What he should have hammered through to completion is the short list of election reforms I just mentioned, and launched a veritable war against all threats by government to freedom of speech, press, assembly, religion, conscience. Instead we got all of: "Say, was that a pin hitting the floor?" Oh yes, and some rousing criticisms of "censorship" by... private entities. I'm think it's safe to say Mr. Trump has never stumbled across Rand's article "Man's Rights."
So here are some of the things - if I can get my verbose arse to condense them into a single sentence - that are needed in a Republican Presidential candidate:
Not slogans, not increasingly-threadbare excuses, but someone who can intelligently, clearly, forcefully and persuasively articulate the key principles of Americanism, within the general form of: "This is what we as a nation need to do, this is where we need to go, and [most importantly] this is why..."

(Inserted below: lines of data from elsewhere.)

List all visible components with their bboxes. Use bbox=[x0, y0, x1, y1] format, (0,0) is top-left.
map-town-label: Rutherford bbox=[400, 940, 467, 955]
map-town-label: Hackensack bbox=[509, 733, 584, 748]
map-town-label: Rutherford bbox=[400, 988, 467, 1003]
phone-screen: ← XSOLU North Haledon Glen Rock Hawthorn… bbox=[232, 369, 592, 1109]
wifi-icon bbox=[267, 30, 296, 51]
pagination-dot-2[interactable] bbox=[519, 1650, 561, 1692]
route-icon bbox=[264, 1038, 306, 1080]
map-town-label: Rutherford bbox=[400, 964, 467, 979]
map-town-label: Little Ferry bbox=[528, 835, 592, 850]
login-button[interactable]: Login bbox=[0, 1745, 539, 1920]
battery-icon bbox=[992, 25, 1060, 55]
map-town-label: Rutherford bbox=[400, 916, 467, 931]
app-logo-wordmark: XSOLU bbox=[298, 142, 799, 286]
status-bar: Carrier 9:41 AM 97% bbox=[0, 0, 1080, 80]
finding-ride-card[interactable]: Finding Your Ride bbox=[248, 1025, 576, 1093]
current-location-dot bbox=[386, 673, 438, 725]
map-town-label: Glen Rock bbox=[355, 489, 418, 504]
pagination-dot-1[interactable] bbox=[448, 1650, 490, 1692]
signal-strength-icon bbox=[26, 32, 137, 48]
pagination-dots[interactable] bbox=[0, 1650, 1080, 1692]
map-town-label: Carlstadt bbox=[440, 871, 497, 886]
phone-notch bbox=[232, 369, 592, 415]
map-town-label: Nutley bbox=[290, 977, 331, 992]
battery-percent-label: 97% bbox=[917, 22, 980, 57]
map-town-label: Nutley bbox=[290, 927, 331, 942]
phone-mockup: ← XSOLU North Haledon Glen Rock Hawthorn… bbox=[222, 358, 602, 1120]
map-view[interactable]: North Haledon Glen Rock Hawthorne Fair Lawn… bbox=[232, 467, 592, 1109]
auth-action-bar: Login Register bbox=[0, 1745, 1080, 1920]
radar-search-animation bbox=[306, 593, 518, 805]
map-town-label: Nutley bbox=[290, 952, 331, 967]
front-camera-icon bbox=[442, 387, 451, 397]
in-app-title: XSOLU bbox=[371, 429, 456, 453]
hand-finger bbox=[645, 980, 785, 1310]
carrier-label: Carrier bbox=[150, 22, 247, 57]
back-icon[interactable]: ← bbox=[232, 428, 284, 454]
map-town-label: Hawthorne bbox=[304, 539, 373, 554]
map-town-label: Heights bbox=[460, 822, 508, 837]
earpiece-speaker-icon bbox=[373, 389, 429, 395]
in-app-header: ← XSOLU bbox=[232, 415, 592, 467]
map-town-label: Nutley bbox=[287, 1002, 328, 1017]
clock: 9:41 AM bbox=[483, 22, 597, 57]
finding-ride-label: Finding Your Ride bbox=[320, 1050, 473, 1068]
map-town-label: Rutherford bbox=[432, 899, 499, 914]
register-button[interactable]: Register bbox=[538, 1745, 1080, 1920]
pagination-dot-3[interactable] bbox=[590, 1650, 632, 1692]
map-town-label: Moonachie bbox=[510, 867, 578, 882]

And the same for the GOP as a whole. Other than hyperbolic rhetoric, "Trump is too good for the GOP" is a statement that is flat-out stunning in its implications. Trump is such a great intellectual leader for reason, for individualism, for human rights, for liberty, for capitalism, for a rational defense, that he doesn't need no stinkin' Republican Congressmen or voters? Really?
And who else but the Republican Party? The LP? I'm hoping that's not your proposal, else I'd have to ask why we're not championing Andre Marrou here.
Aside from an excellent 2016 analysis by author Robert Bidinotto of Trump's appeal to downtrodden rank-and-file Republicans (you'll need to dig through his Facebook posts because I don't think he put it on his blog,) I'm still having a hard time understanding why some other Republicans are so willing to grant to this guy these superhuman qualities. I can grant him a chunk of admiration for outstanding business acumen (I was a big fan of "Art of the Deal" and of Trump The Businessman back in the '80s,) but in the wake of his stint as President, on the Republican Politician Scale Of Excellence I would put him halfway between GWB and Gerald Ford. IOW, roughly a 5.5 on a 10 scale.
Look, if he could somehow win Round Two after completely botching Round One, and if he could actually do in a second term what he failed miserably to get done in his first, I'd be happy to eat my words.
But I have exactly zero confidence in either eventuality. Given November 2020 - and the span of time from then back to January 2017 - why would I? Why would anybody?